O policial André Frias poderia estar vivo, bem como os outros 24, caso as forças policiais no Brasil investissem no trabalho de inteligência. Isso poderia levar criminosos à Justiça e não ao cemitério, como reza a Constituição.

Como não temos um trabalho de inteligência eficaz, com integração das bases das polícias e cruzamento de dados de segurança pública, que torne possível cortar o fornecimento de armas ilegais, bloquear a movimentação financeira dos envolvidos, atingir os financiadores do crime organizado (que, não raro, moram em bairros de ricos) e localizar e isolar criminosos, a alternativa adotada é ir para a porrada, matando e morrendo.
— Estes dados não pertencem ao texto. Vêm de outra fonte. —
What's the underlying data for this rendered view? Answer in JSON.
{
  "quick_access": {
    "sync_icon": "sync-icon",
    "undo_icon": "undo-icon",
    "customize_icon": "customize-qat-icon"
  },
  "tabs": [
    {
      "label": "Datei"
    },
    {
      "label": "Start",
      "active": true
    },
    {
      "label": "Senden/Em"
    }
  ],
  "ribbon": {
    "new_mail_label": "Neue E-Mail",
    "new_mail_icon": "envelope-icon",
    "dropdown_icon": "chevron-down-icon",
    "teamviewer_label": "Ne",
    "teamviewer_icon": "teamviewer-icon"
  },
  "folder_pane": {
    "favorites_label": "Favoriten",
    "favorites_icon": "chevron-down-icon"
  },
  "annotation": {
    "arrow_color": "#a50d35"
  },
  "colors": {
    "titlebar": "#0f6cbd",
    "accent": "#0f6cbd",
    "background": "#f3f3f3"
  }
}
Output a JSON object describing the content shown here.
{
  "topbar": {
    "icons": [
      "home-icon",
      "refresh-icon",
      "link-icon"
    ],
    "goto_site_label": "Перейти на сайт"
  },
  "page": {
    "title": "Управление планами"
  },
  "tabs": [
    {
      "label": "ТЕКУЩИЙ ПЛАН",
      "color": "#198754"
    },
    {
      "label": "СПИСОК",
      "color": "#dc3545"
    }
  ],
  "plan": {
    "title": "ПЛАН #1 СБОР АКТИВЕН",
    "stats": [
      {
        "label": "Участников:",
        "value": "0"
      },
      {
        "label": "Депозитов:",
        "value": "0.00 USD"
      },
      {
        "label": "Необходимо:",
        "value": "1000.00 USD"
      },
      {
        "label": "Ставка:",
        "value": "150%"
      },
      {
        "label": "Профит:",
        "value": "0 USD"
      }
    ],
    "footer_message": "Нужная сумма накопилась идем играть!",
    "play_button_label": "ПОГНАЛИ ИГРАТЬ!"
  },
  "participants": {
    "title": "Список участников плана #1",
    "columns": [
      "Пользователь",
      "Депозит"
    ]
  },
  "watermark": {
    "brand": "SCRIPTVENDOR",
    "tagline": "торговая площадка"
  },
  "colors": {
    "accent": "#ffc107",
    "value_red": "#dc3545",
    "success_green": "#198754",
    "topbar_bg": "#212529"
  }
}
Enquanto isso, o governo Bolsonaro atua para sabotar o trabalho dos mesmos policiais, aumentando a quantidade de armas em circulação, incluindo fuzis. Armamento do mercado legal, em algum momento, abastece o ilegal, como apontam especialistas. O que anima traficantes e milicianos.

Ações como a desta quinta deixam milicianos mais à vontade para ocupar comunidades.

E passam uma sensação de segurança a parcelas das classes média e alta, mostrando que o governo está fazendo algo. Mesmo que esse algo seja uma chacina. Foi o mesmo que aconteceu com a intervenção do Exército na segurança pública do Rio, durante o governo Michel Temer - comandada, aliás, pelo atual ministro da Defesa, general Braga Netto. Depois com o, agora, ex-governador do Rio, Wilson Witzel, que chegou a pregar a execução sumária de suspeitos. O governador Cláudio Castro (PSC), tentando se firmar como candidato bolsonarista à eleição de 2022, aprofunda a mesma estratégia.

O mais triste é que, se continuar assim, fará sucesso enorme entre um naco daqueles que vivem na parte cartão-postal da cidade. E entre aqueles que defendem que sejamos rebatizados como a República Miliciana do Brasil.